Temperature-dependent behaviour and microstructure of fungus-treated carbonate sand

This study investigates a bio-mediated reinforcement technique for carbonate sand using fungal mycelium, emphasising its temperature-dependent mechanical performance under elevated temperature conditions. Specimens composed of Pleurotus ostreatus, wheat bran, and carbonate sand are subjected to undrained triaxial shear tests at 20, 35, and 50 °C. The microstructural mechanisms underlying the thermal response are also analysed to support the interpretation of the strength behaviour. The results indicate that fungal treatment significantly enhances shear strength, reduces pore pressure accumulation, and raises dilative behaviour during shear. As the temperature increases, the mechanical response transitions from strain hardening to strain softening, with peak strength and stiffness increasing by approximately 20%. With rising temperature, the strength parameters exhibit a reduction in cohesion and an increase in internal friction angle, indicating a shift from bonding-dominated to friction-dominated behaviour.

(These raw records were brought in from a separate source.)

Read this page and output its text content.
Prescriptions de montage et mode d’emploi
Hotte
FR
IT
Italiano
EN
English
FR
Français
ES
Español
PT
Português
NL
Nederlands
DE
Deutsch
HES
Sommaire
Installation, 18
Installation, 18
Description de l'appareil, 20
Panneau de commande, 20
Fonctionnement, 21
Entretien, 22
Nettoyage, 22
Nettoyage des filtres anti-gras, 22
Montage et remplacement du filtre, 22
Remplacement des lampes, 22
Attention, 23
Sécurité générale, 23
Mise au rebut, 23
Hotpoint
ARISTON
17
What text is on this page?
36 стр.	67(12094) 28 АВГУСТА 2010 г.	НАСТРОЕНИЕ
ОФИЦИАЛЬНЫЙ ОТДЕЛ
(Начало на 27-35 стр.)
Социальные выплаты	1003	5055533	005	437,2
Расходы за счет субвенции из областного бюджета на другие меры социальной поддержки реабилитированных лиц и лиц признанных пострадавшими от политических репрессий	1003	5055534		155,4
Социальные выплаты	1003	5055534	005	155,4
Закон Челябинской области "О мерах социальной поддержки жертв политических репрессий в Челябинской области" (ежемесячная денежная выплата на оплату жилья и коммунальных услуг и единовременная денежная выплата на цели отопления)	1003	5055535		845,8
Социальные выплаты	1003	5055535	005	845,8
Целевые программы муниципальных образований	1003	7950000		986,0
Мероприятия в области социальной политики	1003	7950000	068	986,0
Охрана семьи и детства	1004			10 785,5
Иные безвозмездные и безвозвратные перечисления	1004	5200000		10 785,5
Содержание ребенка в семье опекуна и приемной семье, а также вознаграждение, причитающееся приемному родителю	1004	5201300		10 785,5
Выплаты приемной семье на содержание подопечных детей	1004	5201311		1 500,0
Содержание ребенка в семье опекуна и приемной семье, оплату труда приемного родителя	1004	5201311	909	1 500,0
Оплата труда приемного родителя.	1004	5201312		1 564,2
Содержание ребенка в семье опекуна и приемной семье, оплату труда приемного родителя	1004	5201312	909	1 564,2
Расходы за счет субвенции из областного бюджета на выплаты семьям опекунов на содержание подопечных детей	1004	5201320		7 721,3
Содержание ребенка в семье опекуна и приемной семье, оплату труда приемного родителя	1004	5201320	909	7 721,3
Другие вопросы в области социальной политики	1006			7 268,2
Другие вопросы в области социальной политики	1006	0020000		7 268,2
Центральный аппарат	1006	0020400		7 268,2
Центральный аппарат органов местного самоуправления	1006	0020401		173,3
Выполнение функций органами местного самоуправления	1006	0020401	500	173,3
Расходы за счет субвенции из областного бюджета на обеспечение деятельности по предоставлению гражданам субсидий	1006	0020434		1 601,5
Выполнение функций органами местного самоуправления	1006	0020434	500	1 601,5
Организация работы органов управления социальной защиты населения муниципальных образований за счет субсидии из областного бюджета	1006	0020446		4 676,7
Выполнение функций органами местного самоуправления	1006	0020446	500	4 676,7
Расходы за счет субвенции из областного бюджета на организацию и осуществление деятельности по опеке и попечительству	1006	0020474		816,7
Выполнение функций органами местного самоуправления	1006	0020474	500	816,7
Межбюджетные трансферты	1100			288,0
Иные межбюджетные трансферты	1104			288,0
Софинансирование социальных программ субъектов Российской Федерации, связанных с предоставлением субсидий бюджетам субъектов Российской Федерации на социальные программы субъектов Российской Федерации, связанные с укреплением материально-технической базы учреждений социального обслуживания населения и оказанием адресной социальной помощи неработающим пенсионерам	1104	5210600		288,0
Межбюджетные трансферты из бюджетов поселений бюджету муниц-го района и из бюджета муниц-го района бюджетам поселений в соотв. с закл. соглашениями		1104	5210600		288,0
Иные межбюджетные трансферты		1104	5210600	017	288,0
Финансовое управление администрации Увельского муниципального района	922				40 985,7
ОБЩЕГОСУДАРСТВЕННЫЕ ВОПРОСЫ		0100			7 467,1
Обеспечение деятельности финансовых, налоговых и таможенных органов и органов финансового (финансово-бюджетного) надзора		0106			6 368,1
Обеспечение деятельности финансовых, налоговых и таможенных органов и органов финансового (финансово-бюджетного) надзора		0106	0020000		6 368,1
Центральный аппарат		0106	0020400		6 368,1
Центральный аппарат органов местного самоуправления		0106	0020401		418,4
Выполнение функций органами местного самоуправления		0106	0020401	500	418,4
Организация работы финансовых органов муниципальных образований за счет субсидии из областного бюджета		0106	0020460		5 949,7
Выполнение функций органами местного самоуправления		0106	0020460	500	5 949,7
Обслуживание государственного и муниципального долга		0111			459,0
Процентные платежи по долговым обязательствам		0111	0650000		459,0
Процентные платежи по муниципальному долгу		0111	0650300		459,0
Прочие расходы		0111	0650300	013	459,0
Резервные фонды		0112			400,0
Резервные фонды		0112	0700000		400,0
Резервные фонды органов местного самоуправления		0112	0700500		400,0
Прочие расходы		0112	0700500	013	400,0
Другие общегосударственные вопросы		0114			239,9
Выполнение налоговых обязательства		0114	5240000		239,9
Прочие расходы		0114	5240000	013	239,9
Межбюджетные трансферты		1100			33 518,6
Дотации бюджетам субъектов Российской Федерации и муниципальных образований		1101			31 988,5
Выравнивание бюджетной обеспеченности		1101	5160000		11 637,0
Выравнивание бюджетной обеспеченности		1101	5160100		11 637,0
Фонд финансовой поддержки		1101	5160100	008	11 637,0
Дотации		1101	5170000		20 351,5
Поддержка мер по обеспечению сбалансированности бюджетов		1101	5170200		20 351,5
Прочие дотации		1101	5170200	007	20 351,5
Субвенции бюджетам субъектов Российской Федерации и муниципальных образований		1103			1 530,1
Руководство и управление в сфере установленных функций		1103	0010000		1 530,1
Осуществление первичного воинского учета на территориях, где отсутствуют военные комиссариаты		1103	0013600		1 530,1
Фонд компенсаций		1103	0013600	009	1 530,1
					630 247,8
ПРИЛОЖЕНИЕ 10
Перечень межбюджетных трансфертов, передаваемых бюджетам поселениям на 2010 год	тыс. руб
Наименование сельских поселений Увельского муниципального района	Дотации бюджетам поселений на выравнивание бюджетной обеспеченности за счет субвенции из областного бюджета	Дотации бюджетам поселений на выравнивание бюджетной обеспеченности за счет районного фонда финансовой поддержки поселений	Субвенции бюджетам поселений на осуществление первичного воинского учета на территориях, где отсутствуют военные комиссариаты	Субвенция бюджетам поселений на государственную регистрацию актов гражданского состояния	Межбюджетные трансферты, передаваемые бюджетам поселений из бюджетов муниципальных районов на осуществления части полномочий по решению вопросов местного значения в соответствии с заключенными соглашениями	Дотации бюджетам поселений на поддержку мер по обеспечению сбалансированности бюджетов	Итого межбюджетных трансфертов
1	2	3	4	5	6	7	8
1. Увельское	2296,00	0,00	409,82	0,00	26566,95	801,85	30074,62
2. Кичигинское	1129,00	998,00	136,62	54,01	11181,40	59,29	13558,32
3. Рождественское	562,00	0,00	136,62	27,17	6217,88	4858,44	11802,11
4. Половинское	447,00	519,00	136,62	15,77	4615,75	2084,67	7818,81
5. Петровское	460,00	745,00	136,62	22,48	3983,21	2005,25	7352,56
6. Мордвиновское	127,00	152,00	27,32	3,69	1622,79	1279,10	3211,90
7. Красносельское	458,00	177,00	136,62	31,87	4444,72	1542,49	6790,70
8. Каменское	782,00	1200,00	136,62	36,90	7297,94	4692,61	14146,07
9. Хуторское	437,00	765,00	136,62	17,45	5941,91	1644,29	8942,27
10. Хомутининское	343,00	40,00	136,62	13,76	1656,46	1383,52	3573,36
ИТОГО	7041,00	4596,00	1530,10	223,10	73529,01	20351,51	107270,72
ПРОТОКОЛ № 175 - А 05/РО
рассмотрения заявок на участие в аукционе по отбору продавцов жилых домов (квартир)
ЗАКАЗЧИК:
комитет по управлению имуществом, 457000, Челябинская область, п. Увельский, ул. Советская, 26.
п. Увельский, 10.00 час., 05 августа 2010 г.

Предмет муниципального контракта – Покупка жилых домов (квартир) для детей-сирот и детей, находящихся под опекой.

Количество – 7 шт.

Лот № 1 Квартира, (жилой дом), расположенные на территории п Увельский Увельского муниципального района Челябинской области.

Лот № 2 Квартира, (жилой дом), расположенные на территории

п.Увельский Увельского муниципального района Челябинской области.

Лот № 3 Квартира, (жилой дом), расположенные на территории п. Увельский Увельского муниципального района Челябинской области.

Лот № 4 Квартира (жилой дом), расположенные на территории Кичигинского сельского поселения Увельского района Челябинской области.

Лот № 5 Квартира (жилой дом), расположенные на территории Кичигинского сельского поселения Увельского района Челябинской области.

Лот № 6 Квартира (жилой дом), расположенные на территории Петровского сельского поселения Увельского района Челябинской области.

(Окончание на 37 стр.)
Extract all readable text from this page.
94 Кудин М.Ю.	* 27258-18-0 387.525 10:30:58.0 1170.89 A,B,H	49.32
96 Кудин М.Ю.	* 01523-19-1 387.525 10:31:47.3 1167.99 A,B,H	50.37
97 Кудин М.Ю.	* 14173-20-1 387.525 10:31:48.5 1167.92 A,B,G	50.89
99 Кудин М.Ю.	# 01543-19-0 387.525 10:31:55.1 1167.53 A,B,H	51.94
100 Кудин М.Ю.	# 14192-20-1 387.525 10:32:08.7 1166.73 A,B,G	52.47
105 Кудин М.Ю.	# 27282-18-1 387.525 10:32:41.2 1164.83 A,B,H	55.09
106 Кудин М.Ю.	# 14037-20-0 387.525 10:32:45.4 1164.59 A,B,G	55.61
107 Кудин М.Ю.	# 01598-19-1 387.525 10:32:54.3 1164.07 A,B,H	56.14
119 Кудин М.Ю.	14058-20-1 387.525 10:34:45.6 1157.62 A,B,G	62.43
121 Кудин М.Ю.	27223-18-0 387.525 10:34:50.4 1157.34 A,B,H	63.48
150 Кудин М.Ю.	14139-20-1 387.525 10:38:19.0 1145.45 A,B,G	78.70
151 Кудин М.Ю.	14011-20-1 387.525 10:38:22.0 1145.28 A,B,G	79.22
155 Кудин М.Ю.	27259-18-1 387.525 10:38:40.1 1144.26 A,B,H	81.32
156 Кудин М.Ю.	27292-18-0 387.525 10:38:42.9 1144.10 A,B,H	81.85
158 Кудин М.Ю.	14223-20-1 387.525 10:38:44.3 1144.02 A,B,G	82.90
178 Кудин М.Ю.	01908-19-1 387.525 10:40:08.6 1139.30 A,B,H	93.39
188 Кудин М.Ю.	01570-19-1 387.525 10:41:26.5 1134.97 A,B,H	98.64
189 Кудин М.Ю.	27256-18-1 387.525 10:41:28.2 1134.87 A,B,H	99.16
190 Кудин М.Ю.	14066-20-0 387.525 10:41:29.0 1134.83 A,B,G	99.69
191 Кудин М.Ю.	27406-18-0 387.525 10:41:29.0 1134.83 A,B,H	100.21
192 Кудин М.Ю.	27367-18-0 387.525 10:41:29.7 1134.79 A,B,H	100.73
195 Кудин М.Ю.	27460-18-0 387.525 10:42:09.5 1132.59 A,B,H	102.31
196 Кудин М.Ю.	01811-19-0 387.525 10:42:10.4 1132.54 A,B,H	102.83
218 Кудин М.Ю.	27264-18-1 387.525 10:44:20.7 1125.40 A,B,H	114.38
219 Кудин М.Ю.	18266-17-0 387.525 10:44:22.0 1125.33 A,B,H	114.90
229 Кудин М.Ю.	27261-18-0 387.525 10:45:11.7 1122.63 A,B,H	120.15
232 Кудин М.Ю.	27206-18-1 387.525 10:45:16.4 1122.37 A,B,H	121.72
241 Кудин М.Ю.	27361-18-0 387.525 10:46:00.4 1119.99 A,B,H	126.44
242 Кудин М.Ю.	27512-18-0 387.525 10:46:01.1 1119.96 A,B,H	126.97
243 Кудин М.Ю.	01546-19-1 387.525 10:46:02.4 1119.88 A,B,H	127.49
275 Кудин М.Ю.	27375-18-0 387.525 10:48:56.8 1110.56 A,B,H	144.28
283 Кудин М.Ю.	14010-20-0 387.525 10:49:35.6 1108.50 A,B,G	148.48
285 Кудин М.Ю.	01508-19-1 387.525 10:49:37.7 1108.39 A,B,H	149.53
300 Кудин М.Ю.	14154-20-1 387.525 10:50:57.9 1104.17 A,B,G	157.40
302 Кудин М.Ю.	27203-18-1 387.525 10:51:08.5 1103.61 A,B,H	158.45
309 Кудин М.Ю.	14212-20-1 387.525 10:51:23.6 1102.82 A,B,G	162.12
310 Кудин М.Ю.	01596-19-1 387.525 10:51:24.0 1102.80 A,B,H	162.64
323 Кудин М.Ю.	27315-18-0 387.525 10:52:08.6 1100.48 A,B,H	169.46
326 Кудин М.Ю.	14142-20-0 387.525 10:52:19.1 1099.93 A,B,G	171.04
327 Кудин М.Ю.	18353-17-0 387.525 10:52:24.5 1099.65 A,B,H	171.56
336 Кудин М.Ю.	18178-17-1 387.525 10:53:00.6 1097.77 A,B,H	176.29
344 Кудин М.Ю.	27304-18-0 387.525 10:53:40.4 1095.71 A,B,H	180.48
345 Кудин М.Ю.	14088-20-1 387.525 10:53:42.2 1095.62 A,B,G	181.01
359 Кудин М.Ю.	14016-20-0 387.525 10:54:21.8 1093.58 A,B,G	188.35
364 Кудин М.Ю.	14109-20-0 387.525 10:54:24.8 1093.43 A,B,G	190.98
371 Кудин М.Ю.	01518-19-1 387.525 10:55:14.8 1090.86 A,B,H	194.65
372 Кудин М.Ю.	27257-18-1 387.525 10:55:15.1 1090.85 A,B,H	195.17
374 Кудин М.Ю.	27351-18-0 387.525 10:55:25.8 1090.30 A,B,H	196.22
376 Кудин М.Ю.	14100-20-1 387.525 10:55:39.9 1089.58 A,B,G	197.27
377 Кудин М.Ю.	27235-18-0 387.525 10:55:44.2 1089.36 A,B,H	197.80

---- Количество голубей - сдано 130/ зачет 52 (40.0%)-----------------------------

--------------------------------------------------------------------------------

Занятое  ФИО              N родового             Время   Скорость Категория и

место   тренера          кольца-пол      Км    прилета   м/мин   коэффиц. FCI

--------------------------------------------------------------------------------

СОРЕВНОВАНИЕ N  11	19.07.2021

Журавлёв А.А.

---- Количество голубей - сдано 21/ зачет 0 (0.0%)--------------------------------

Thermal exposure induced hyphal shrinkage and fusion, enhancing interparticle bonding through the formation of adhesive bridges. These changes reduce surface porosity and pore circularity by over 50%, contributing to matrix densification and enhanced stability. These findings demonstrate that fungal mycelium enables thermally resilient, low-carbon ground improvement, particularly in tropical, coastal, and carbonate-rich environments.